Share it Please
[They wouldn't allow me to take a picture while inside of special collections because they had me on lockdown while I was in there, but I snatched a quick picture before I left. What an experience!]
Traditional Scholarly Source:
The scholarly source I chose comes from the ELH journal, in an issue titled, "The Scandals of Shakespeare's Sonnets." In this article, Robert Matz discusses the rise in the anthologization of Sonnet 130. He mentions how as Shakespeare becomes an increasingly important subject in undergraduate coursework, the idea of "metapoetics" also becomes important and a subject of interest. It would be good to include the idea of "metapoetics" and how Sonnet 130 fulfills this idea in a paper.
Informal Online Source:
This source from grin.com describes a certain reading of the sonnet line by line. One important interpretation found here includes the fact that the sonnet is written about the dark lady, not to her. Often, sonnets are written to the object of affection, not about them to another audience. It also remarks on how comparing the lady to nature has an effect of bringing her down to earth rather than exalting her.
I found this video reading of the sonnet by Stephen Fry (one of my favorite British actors). He does an excellent job of expressing admiration for the love object even while rejecting traditional modes of beauty, and downplaying some of the aspects that may be more harsh on modern ears than they were in Shakespeare's time (such as the fact that her breath "reeks"). It's important to remember that the speaker isn't disparaging the dark lady, but finding a different way to praise her.

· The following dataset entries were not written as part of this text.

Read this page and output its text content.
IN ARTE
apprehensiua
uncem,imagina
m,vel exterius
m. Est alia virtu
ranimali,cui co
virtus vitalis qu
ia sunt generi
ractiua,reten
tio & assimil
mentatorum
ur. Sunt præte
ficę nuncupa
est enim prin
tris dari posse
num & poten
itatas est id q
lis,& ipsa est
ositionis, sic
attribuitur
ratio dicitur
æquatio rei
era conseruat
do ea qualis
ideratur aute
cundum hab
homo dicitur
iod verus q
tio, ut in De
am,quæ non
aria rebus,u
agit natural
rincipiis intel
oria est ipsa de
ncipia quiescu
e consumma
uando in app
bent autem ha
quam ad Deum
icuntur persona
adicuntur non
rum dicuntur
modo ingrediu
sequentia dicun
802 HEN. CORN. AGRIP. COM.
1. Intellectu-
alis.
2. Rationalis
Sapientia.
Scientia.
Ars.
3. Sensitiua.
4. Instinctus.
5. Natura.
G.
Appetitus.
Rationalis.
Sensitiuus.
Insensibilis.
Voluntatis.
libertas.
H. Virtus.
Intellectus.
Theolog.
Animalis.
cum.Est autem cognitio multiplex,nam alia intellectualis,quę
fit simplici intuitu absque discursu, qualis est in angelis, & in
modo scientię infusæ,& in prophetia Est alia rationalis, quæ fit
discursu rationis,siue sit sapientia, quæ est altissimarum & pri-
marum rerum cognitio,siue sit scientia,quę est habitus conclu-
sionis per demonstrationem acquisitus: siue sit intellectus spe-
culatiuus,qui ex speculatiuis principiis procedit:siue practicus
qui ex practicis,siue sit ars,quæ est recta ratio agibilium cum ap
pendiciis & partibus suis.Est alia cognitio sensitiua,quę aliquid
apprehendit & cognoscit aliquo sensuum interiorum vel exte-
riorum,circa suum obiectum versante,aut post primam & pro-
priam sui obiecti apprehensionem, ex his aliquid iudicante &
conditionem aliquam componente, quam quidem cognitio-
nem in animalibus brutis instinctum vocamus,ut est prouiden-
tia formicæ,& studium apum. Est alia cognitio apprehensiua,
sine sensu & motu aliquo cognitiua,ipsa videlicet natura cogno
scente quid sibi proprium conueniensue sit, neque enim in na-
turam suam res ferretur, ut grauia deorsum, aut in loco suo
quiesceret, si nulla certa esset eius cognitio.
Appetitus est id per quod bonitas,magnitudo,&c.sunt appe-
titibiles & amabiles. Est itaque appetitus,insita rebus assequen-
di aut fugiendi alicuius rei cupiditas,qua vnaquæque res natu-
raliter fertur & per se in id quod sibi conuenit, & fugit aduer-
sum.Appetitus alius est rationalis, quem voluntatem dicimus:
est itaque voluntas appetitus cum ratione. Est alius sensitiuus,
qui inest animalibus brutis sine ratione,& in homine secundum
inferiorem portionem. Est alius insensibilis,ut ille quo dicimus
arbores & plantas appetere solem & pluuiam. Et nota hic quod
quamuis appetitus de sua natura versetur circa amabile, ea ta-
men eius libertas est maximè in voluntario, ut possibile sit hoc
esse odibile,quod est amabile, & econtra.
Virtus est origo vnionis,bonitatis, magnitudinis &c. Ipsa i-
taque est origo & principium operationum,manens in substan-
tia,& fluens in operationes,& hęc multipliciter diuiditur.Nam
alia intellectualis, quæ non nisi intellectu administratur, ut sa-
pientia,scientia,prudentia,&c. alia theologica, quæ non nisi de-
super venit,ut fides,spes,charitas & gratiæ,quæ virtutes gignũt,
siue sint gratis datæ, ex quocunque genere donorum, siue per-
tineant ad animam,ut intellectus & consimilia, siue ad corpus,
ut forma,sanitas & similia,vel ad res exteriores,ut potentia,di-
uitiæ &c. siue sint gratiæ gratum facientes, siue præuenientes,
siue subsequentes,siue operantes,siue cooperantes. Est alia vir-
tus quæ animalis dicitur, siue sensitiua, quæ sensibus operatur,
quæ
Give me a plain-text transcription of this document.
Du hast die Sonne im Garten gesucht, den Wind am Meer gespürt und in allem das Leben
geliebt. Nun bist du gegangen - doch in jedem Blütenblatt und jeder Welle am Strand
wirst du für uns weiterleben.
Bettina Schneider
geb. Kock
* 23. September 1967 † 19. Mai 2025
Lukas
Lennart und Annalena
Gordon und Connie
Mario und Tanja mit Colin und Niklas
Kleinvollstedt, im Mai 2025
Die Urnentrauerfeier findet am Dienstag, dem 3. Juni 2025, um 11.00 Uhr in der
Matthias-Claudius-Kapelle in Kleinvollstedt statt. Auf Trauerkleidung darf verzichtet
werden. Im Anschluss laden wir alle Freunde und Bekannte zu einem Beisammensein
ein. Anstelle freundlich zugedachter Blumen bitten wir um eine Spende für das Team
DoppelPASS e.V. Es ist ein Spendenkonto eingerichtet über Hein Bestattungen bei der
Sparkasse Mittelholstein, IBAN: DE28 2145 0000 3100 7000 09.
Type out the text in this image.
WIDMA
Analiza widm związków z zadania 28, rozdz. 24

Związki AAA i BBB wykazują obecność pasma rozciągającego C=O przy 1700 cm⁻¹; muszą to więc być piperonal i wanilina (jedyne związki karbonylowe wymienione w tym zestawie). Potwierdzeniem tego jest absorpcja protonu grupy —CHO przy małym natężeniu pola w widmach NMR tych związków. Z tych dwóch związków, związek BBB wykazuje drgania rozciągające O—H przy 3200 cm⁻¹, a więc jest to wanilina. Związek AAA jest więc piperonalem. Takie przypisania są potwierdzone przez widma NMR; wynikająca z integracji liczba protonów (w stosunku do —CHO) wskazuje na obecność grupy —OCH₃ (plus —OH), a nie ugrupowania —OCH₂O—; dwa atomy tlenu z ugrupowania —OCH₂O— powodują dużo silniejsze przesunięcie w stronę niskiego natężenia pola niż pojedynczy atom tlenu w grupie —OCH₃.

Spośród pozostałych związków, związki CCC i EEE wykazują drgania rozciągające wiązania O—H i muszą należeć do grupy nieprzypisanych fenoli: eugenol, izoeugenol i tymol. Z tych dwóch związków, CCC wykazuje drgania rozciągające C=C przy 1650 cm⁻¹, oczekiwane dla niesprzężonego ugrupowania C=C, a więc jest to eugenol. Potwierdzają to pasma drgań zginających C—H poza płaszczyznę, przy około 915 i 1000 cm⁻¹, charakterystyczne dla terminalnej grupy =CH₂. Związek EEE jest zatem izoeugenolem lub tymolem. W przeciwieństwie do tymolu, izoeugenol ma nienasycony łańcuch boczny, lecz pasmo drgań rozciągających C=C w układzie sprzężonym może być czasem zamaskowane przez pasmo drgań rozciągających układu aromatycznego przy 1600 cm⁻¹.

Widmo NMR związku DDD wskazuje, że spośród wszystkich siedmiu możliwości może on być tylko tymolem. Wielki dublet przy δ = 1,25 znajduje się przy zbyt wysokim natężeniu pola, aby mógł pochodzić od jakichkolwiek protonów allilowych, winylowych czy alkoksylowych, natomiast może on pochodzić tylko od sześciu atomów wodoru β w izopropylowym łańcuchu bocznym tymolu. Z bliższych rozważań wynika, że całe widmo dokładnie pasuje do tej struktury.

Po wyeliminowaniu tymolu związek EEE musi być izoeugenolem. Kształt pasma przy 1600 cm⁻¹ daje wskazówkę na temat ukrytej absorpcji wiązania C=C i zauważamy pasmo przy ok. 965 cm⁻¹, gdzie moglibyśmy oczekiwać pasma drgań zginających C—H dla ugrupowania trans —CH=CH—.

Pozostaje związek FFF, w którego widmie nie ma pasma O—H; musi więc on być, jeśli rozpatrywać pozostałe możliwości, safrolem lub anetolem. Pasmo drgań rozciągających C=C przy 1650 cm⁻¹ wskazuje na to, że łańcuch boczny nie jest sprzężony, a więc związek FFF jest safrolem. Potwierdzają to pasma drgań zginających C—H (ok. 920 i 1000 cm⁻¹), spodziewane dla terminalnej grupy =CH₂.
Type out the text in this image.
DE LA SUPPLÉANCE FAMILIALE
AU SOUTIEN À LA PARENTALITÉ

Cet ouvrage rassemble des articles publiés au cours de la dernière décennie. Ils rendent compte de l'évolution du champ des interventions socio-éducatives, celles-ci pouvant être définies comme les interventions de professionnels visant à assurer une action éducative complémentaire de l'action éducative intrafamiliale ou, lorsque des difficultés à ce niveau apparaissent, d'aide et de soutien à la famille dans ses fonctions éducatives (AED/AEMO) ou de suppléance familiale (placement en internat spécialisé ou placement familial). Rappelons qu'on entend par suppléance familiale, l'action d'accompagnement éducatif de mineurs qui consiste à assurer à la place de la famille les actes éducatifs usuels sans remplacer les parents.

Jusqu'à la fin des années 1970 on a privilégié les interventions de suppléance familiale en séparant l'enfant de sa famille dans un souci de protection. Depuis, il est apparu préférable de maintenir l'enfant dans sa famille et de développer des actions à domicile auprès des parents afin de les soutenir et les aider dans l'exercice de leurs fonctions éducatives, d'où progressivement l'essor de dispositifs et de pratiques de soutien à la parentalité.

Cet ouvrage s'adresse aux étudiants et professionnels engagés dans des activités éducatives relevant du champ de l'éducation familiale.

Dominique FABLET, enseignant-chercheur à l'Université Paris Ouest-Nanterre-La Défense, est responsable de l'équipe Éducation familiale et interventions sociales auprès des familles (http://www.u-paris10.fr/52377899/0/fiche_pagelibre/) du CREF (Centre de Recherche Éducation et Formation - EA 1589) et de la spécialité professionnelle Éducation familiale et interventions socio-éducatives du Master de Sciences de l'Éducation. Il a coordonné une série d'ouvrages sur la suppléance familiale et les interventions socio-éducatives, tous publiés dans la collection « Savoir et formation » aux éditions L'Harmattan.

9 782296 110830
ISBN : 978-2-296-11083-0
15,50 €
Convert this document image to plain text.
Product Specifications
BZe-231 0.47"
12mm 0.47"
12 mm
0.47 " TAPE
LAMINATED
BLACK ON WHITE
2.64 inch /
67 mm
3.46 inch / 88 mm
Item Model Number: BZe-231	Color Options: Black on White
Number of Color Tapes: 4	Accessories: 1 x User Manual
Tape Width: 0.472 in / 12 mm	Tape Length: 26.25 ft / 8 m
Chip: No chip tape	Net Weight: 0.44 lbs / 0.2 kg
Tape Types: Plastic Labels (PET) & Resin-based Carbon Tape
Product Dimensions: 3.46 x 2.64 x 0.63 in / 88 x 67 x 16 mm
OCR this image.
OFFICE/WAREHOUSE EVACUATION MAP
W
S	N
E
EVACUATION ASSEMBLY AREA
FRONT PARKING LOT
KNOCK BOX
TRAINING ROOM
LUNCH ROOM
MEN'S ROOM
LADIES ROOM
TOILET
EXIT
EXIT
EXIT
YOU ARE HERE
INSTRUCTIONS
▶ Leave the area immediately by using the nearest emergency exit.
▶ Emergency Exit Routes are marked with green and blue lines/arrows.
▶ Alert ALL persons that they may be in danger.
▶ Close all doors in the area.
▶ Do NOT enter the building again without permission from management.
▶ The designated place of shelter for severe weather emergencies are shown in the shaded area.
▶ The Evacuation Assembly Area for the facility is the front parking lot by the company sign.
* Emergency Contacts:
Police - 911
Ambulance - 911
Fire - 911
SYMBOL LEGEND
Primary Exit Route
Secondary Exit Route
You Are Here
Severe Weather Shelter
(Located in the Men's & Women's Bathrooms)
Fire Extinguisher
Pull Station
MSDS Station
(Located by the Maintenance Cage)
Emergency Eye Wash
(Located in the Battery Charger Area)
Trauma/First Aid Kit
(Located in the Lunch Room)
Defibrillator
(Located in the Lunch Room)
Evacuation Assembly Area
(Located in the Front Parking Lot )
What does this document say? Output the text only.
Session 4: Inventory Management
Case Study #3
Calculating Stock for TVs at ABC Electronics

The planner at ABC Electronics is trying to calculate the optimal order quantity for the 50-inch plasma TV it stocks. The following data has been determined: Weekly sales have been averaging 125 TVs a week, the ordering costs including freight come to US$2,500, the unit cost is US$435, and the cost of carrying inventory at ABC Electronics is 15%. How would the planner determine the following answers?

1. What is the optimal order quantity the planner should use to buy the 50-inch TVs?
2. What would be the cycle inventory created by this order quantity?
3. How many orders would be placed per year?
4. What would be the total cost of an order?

I spoke with my brother Daniel about the sonnet. He had read a book of Shakespeare's sonnets written by Helen Vendler (the reason I went to special collections in the first place was to find the book and read her interpretation of Sonnet 130). He mentioned how this sonnet fit in context with surrounding sonnets in talking about the "dark lady." It was the first time I had heard the term, and it made me want to read the surrounding sonnets to find context for this one.